At the end of the campaign in North Africa, Gilmour fought with 2 Seaforth in Sicily and then in the drive across north-west Europe from Normandy to Arnhem. In October 1944, he transferred to 7 Seaforth as second-in-command and took part in the battle of the Reichswald Forest, the crossing of the Rhine and the Elbe, the advance to the Baltic and the capture of Kiel.
He was awarded the US Distinguished Service Cross for gallantry at the Deurne Canal, Holland, in 1945 and was also mentioned in despatches.
After the war, Gilmour attended the Staff College, Camberley, and in 1947 was posted to BAOR as deputy assistant adjutant and quartermaster-general.
He was an unenthusiastic staff officer; deskwork did not excite him. Shortly after his appointment as adjutant of 11 Seaforth, the paymaster telephoned him in a fury to ask why the records had not reached him. Gilmour replied that they had been despatched by slow goods train.
After a spell as instructor at the Staff College at Quetta, Gilmour served with 1 Seaforth in Aden, Egypt and Gibraltar as a company commander and subsequently as second-in-command.
He instructed at the RAC School, Lulworth, in 1957, before moving to Accra as chief of staff to the Ghana Armed Forces where he was involved in raising, equipping and training the army for a wider operational role outside the country. He also enjoyed playing polo for Ghana against Nigeria. His services were recognised with the award of an OBE.
In 1960, shortly after the declaration of independence by the Republic of the Congo, soldiers of the Congolese army mutinied and Ghanaian troops were sent in. Gilmour played an important role in helping to contain the insurgency pending the arrival of a UN force.
After an appointment as GSO1 at HQ West Midland Division TA, followed by a move to the Chief Recruiting Liaison Staff in Edinburgh, Gilmour retired from the Army in 1967. He settled at the family home at Invernauld, Rosehall, and embarked on a career in local government.

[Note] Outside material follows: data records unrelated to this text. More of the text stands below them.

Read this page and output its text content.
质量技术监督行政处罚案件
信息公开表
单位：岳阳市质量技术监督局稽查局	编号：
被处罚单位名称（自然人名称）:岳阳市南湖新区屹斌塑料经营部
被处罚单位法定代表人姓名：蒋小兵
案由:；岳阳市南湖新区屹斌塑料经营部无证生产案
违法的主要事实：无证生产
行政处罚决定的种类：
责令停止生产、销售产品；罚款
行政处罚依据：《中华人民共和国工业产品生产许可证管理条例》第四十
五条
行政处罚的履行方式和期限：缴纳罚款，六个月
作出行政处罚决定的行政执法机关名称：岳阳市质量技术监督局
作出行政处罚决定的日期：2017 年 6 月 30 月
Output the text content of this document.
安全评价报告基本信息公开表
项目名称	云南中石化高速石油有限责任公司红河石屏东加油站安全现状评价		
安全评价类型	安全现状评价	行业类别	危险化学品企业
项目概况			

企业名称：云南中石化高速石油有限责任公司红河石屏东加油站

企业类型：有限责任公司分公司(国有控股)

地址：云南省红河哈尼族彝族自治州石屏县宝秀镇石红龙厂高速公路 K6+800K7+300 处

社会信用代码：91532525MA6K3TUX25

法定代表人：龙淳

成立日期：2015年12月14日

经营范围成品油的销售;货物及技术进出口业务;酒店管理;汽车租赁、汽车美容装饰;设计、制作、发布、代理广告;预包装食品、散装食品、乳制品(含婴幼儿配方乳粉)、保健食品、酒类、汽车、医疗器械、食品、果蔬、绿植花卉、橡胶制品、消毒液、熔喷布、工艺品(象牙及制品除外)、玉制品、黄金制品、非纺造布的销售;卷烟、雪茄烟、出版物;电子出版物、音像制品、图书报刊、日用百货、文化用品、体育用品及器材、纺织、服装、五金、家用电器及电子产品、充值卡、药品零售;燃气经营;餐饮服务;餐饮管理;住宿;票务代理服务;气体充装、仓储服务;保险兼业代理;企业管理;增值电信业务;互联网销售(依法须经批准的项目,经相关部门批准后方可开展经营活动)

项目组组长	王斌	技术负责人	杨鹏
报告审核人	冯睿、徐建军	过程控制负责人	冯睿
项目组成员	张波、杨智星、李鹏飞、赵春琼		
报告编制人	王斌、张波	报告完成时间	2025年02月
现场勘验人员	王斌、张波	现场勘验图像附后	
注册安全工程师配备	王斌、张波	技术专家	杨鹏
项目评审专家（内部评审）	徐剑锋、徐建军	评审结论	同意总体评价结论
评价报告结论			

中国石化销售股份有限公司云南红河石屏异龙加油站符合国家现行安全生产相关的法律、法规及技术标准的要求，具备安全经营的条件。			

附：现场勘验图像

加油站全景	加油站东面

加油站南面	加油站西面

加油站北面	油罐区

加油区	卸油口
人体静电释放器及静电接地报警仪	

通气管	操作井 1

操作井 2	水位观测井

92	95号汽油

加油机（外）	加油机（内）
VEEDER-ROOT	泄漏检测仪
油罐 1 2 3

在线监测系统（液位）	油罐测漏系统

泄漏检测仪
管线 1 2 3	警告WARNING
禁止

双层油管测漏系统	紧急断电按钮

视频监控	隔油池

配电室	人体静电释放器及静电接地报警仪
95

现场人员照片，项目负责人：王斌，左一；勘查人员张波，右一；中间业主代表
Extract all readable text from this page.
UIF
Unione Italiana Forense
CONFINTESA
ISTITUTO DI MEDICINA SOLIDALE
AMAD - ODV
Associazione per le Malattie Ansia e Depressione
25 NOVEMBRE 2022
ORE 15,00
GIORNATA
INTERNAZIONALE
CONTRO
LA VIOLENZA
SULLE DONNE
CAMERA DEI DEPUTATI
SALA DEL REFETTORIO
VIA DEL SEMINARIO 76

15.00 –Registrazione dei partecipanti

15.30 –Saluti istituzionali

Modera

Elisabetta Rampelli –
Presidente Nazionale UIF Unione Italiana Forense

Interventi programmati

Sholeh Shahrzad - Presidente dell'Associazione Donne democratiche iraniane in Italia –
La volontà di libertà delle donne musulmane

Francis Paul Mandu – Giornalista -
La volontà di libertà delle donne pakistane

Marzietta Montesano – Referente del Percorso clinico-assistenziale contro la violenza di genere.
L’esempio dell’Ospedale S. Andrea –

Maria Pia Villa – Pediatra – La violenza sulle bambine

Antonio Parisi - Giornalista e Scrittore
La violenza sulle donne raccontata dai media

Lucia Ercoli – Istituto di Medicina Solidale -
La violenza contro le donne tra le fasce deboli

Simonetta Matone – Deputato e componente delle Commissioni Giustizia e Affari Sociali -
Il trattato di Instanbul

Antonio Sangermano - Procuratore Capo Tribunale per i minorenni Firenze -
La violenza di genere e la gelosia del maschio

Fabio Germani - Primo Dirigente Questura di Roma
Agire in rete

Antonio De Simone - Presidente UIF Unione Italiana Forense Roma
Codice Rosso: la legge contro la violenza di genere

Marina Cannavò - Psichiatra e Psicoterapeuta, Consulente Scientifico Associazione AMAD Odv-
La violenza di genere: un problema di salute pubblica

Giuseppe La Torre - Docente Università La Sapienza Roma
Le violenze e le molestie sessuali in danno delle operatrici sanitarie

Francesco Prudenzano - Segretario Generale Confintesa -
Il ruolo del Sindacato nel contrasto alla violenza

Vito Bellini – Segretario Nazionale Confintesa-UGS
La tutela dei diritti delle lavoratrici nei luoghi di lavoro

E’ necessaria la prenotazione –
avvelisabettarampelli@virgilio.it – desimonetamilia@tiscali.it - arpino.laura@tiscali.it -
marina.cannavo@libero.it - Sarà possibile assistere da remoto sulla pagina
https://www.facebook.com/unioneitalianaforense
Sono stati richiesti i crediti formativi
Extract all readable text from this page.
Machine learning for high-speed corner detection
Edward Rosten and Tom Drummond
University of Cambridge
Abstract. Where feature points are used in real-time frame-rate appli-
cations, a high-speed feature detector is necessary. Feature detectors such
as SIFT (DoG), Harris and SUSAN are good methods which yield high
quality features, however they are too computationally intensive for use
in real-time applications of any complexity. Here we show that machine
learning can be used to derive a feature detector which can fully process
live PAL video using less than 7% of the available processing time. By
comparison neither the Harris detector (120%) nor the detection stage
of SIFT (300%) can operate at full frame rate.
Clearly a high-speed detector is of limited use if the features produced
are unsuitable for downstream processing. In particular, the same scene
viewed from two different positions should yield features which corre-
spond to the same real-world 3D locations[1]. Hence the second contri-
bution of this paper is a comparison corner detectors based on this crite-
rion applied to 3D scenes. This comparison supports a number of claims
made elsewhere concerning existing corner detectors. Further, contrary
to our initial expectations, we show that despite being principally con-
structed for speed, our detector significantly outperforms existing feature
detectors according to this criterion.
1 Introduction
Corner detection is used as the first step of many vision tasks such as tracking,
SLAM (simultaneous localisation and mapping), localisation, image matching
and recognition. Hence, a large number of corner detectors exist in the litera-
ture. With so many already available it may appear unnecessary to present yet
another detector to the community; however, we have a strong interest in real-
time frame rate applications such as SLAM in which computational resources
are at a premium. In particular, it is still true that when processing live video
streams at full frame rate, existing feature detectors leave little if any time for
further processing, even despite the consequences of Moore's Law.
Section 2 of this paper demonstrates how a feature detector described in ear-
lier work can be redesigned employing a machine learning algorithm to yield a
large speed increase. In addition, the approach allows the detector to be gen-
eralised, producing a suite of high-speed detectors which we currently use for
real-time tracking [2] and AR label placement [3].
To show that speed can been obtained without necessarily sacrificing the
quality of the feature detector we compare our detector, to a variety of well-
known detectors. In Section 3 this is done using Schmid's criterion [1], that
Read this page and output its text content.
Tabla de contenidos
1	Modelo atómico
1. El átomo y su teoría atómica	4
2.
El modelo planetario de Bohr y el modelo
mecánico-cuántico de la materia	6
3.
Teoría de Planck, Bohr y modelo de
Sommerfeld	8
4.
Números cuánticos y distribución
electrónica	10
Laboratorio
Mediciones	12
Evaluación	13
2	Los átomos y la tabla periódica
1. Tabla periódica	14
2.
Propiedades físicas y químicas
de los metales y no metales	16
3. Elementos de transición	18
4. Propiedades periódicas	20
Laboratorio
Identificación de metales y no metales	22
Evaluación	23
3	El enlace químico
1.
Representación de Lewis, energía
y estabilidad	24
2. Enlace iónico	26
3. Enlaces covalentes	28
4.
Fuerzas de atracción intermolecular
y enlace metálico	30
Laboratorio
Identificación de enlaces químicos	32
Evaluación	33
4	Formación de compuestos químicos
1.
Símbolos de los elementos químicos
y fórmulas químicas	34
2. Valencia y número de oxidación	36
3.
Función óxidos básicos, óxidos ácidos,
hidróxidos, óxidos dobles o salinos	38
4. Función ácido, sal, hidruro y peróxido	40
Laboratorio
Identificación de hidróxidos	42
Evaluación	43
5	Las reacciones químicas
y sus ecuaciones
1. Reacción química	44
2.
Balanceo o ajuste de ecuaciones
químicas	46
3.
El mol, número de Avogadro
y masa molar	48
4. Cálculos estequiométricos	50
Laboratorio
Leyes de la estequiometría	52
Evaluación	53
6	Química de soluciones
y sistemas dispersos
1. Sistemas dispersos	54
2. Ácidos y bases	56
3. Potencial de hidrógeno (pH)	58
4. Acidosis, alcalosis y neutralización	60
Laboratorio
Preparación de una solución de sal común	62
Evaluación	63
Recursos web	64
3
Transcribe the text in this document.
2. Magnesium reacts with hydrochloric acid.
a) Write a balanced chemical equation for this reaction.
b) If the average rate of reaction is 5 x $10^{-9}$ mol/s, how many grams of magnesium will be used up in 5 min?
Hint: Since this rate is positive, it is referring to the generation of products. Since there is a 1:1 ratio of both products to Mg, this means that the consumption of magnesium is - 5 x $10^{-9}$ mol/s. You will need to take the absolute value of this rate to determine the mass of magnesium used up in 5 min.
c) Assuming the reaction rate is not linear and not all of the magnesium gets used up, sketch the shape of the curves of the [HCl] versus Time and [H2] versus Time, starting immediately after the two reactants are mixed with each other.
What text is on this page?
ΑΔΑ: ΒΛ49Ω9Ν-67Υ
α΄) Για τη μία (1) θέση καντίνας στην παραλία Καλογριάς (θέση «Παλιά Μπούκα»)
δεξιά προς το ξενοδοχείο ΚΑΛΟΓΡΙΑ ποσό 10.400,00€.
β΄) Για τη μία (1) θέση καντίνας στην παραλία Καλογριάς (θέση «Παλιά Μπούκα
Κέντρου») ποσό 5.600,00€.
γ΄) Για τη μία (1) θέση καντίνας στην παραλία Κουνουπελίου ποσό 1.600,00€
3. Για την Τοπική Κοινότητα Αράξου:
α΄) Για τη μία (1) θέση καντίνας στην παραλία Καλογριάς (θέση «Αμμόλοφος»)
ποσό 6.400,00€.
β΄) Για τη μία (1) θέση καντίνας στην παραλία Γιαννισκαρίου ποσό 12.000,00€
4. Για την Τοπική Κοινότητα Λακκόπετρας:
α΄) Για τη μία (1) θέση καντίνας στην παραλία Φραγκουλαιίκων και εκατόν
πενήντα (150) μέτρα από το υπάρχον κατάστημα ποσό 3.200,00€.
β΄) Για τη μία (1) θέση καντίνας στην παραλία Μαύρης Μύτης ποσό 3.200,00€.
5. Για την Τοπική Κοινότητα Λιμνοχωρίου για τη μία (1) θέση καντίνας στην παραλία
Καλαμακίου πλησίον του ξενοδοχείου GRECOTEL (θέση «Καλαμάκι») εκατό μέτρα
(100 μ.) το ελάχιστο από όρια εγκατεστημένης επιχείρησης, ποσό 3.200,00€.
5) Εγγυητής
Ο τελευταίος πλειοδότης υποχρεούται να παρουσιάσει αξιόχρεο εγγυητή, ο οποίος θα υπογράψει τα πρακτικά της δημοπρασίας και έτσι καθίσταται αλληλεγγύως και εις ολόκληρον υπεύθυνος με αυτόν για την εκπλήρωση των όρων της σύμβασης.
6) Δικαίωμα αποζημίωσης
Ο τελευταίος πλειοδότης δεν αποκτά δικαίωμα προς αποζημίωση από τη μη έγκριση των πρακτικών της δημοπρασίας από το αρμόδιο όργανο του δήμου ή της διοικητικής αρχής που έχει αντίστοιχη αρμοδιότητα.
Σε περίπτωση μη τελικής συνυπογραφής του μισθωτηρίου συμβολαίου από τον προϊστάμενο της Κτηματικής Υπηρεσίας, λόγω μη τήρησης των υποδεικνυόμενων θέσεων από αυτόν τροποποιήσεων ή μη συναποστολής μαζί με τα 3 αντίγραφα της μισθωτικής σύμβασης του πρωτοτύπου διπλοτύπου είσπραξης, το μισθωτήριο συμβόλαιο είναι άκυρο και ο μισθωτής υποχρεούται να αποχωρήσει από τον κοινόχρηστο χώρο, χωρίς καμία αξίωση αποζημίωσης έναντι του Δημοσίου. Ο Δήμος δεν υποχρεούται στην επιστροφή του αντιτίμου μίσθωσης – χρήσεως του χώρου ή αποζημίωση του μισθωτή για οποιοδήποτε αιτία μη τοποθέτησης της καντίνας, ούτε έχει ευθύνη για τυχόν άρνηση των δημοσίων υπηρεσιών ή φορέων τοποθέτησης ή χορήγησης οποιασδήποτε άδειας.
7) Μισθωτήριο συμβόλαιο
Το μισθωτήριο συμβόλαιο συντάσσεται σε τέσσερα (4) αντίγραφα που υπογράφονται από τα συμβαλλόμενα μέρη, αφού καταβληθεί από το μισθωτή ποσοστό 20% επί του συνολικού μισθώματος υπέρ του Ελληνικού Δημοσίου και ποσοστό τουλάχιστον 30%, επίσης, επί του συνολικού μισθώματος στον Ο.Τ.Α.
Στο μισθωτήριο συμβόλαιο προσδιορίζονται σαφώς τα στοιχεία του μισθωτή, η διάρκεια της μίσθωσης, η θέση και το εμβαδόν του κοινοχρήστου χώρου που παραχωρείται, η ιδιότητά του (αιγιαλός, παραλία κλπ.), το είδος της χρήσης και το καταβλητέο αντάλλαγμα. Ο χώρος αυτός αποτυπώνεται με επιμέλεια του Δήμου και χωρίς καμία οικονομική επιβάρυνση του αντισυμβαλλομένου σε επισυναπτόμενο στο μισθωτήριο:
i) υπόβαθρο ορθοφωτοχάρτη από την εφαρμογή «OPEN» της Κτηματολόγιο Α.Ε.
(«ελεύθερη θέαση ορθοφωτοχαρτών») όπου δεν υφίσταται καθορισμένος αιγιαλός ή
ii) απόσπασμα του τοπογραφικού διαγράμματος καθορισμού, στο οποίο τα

Gilmour served on the Sutherland County (subsequently District) Council for many years and was chairman from 1974 to 1978. Devoted to the county and its people, he walked the hills and glens getting to know the communities so that when policy had to be decided his opinions carried the weight that comes with knowledge gained at first hand.
Gilmour served on many other boards throughout the Highlands. He was president of the Highland Territorial Army Volunteer Reserves Association from 1989 to 1991, chairman of the Highland Health Board from 1981 to 1983, chairman of the Highland River Purification Board from 1994 to 1996 and a member of the Highlands and Islands Development Consultative Council from 1975 to 1987.
On one occasion, pitted against a senior civil servant at a meeting in Edinburgh, Gilmour marshalled his facts and figures in his usual quiet, concise way. There was a long pause and then the mandarin said: "I see that you are a colonel. I should have known. I have been outfought, outwitted and outgunned."
Behind a natural reserve, Gilmour was the best of company and had a fund of amusing stories. He was a fine piper, a good shot and a first-class fisherman.
He was Lord-Lieutenant of Sutherland from 1972 to 1991, and was appointed KCVO in 1990.
Allan Gilmour died on September 22. He married, in 1941, Jean Wood, who survives him, together with three sons and a daughter.